Миграции - Шарлотта Макконахи
Шрифт:
Интервал:
Закладка:
Вот тут-то наши с Найлом сердца одновременно дают перебой. Спасать отдельные виды только на основании того, что они приносят пользу человечеству, может, решение и практичное, но не с такого ли подхода и начались все проблемы? С нашего необъятного, всеистребляющего эгоизма? А как быть с животными, которые существуют только ради того, чтобы существовать, потому, что миллионы лет эволюции превратили их в живые чудеса?
Этот вопрос я и задаю сегодня; я целый месяц держала язык за зубами, и теперь все головы поворачиваются в мою сторону. Найл рядом со мной, держит под столом мою руку. Они готовы израсходовать на меня толику своего терпения, ведь я же жена профессора Линча.
Джеймс Кэллоуэй, профессор-генетик лет семидесяти, без обиняков отвечает:
— Нас не так много. Нам жизненно важно выстроить приоритеты.
С этим не поспоришь.
Найл стискивает мою руку, это приятно. В последнее время — после того как Ирис родилась мертвой — мы редко дотрагиваемся друг до друга. Мы больше года не занимались любовью, возможно, причина в том, что почти весь этот год мы провели в разлуке, но даже теперь, после воссоединения, мне не удается вообразить себе, как это будет снова. Наши тела разделяет целая вселенная.
И все же сегодня он взял меня за руку и крепко ее сжимает, а это уже немало.
Разговор обращается к будущим миграциям, к тому, как они повлияют на сохранившиеся и еще способные к размножению пары птиц. Генетически они устроены так, что отправляются на поиски пищи, а если пищи нет, странствие становится для них смертельным. Птицы умирают от истощения.
— Профессор Линч писал о том, что вмешательство человека в миграционные схемы способно продлить существование видов, — сообщает Джеймс, председатель собрания.
— Это лишь теория, — бормочет Найл.
— Мы не можем следовать за птицами через весь земной шар, — вклинивается Гарриет Каска: она всегда и всем противоречит. — Масштабы совершенно непредставимые. Нужно поселить птиц таким образом, чтобы потребность в миграциях отпала.

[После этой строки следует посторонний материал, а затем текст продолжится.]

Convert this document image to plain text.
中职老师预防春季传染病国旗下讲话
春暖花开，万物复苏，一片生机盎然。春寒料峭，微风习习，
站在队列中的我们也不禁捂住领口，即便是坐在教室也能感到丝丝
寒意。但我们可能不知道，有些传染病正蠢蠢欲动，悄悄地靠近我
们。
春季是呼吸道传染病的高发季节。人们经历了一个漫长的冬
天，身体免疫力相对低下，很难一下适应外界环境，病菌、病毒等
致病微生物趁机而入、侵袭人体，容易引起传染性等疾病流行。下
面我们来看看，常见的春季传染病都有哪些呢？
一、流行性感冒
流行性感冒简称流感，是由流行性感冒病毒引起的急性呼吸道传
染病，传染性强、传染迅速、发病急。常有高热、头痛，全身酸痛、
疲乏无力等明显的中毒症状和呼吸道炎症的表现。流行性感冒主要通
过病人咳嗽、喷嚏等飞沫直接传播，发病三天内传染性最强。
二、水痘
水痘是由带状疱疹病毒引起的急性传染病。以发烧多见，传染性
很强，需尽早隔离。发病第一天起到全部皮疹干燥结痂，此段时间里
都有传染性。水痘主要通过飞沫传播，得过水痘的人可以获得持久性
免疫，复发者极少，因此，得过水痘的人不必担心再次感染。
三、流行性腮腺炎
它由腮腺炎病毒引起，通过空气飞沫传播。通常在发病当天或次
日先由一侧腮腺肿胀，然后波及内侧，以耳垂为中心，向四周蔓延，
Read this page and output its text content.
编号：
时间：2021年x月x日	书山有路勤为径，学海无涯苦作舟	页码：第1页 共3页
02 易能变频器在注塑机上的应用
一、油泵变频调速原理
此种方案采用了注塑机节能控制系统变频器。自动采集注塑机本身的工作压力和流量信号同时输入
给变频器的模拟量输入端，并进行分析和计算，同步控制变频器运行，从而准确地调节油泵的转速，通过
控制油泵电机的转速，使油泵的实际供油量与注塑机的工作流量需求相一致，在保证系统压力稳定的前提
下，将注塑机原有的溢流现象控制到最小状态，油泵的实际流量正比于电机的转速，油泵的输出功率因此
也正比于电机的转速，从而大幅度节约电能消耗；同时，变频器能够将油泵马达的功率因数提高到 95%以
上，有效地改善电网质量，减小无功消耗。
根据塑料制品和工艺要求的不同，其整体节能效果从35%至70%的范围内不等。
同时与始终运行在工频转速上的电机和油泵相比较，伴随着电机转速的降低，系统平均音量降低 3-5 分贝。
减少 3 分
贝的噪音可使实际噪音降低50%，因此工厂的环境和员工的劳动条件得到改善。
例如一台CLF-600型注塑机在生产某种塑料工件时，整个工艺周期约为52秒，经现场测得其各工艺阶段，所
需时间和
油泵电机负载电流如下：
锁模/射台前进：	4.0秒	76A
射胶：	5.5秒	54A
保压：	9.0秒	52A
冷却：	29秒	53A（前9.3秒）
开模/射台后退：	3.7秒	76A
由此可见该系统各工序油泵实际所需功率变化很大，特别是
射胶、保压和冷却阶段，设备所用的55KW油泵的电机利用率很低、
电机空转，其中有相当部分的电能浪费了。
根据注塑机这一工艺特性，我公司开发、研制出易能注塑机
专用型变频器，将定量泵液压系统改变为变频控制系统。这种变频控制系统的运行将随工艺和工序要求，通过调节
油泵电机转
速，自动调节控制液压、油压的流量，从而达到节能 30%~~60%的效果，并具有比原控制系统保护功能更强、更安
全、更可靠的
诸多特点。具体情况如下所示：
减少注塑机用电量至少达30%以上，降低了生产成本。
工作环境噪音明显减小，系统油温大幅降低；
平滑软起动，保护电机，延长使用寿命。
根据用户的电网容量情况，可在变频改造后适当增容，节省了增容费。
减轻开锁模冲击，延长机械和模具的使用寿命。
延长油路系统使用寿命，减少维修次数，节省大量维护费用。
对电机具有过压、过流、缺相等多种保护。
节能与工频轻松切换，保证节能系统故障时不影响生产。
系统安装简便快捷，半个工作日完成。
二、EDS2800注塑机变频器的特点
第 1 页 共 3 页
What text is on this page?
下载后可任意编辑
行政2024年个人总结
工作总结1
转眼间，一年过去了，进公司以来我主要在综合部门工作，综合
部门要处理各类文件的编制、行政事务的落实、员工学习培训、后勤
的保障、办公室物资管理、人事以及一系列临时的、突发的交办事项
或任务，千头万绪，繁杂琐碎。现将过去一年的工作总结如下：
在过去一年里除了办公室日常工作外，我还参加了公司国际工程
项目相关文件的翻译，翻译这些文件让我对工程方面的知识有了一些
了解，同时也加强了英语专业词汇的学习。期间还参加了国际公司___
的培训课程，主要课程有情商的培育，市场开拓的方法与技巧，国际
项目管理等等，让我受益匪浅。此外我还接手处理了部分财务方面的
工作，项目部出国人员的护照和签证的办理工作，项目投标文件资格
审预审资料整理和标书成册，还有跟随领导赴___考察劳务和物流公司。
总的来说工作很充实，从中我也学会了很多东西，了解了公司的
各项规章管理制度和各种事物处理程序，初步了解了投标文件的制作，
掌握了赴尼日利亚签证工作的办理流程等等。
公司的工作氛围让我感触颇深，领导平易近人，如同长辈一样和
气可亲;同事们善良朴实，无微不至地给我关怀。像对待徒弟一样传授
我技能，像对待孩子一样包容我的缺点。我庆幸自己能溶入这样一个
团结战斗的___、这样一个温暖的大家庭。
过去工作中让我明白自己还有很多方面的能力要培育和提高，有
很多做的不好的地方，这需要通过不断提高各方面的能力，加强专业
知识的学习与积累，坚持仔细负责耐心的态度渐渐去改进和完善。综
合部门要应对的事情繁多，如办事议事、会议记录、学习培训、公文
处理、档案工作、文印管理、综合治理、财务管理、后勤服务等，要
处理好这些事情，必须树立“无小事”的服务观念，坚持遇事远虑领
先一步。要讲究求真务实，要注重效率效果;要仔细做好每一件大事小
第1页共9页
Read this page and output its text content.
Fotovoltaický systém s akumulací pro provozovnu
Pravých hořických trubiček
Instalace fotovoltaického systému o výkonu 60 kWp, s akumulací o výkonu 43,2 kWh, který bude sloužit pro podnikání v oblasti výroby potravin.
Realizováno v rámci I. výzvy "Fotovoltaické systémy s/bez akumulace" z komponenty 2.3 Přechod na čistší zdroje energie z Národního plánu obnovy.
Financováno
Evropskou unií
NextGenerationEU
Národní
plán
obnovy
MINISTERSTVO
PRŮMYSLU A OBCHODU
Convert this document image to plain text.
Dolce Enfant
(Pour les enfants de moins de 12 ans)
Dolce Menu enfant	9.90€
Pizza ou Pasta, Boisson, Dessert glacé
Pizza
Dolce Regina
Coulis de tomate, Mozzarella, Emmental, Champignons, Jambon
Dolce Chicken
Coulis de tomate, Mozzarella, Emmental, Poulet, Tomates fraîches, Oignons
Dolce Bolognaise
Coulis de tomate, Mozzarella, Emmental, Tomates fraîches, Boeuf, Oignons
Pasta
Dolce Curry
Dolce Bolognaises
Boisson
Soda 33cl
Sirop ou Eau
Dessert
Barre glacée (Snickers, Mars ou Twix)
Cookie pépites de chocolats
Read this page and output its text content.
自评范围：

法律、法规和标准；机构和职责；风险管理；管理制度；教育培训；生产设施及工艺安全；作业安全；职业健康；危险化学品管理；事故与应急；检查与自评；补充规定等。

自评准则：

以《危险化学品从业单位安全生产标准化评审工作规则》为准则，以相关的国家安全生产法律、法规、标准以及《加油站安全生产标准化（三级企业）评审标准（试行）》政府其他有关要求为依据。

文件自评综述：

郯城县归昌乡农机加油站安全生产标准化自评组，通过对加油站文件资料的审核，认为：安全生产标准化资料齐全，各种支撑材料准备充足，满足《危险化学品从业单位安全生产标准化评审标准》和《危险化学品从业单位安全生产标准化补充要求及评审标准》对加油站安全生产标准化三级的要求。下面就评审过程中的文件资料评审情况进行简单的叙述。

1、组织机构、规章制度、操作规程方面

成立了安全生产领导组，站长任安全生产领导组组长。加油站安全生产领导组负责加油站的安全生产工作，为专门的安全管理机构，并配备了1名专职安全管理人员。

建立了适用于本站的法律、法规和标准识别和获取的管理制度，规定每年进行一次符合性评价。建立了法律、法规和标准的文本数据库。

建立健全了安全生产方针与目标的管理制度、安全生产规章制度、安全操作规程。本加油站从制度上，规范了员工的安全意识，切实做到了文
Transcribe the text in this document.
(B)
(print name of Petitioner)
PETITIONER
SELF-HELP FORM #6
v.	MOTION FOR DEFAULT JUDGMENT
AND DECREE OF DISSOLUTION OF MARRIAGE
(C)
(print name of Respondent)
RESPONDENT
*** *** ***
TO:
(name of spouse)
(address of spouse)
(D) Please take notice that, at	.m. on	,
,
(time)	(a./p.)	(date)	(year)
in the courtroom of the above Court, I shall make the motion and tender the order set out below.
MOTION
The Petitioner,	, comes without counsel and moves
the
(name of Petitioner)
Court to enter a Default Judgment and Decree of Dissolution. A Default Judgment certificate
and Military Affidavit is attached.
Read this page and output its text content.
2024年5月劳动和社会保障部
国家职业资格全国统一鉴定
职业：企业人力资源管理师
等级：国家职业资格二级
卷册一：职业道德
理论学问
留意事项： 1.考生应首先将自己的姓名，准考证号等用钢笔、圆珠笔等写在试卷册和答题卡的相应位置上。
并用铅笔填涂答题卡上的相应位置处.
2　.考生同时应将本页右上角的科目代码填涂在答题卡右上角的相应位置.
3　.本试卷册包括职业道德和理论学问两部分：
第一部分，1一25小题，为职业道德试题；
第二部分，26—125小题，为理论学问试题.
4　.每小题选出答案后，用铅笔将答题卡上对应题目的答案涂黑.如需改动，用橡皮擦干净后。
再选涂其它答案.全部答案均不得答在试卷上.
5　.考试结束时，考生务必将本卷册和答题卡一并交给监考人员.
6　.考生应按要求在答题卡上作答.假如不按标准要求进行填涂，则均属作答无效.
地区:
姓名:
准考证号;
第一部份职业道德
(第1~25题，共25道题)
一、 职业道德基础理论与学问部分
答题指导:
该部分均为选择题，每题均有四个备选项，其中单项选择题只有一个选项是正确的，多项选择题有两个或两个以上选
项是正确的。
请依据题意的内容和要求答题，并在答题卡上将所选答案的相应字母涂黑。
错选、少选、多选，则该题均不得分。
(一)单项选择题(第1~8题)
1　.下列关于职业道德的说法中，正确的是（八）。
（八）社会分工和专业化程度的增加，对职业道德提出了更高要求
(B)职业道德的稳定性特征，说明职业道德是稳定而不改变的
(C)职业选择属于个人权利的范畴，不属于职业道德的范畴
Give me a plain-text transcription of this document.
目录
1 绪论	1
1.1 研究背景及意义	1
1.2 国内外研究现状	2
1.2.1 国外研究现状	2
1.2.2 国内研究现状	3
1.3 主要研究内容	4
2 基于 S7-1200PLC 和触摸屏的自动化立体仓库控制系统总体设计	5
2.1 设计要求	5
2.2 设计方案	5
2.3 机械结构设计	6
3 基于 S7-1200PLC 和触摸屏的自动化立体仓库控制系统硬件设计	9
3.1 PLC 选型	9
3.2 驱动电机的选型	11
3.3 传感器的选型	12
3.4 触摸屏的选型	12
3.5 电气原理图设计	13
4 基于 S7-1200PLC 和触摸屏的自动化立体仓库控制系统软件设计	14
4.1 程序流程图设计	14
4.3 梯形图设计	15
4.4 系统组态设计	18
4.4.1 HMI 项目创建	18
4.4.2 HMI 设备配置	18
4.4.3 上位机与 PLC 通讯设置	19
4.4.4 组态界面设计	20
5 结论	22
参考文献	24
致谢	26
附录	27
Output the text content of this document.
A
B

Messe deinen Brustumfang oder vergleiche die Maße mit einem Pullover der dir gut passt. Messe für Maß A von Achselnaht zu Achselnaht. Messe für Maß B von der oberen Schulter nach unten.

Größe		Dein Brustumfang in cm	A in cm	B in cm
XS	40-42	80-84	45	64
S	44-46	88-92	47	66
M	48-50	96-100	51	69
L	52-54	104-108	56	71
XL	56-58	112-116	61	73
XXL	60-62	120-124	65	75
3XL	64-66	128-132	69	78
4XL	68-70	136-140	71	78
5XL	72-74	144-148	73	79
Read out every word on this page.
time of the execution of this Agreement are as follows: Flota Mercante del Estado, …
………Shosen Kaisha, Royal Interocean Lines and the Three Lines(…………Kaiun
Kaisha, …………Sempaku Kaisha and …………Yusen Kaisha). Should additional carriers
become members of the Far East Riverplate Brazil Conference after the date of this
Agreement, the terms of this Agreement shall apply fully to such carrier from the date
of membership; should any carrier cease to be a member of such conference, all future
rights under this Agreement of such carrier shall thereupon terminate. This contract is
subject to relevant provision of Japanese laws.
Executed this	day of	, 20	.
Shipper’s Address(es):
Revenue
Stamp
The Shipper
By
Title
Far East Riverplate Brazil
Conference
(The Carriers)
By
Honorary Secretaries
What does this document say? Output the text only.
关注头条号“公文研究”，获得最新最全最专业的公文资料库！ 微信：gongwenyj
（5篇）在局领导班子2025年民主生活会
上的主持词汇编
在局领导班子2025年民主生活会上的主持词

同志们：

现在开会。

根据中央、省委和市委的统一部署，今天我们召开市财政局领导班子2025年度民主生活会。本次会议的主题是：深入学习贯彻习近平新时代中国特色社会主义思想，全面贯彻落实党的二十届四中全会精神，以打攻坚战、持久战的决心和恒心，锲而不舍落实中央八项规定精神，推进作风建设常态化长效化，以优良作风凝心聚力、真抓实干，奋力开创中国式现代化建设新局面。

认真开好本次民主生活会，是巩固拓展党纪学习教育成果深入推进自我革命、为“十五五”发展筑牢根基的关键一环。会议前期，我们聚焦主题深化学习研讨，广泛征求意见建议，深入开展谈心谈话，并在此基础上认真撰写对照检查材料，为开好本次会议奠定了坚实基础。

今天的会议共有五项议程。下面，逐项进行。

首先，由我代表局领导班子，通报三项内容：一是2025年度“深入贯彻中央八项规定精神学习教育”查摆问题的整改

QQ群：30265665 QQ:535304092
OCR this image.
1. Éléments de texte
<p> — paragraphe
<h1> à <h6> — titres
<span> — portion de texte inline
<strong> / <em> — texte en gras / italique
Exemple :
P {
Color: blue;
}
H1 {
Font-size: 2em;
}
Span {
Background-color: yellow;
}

Гарриет — профессор-биолог из Праги, одна ее докторская диссертация посвящена изменениям климата, другая — орнитологии. Она самозабвенно спорит с Найлом, как мне кажется, потому, что он ставит под сомнение ее профессионализм, чего не делает больше никто. Ее теория, что миграции нужно просто пресечь, — предмет их бесконечных споров. Мое мнение по этому вопросу очевидно — и никому не интересно.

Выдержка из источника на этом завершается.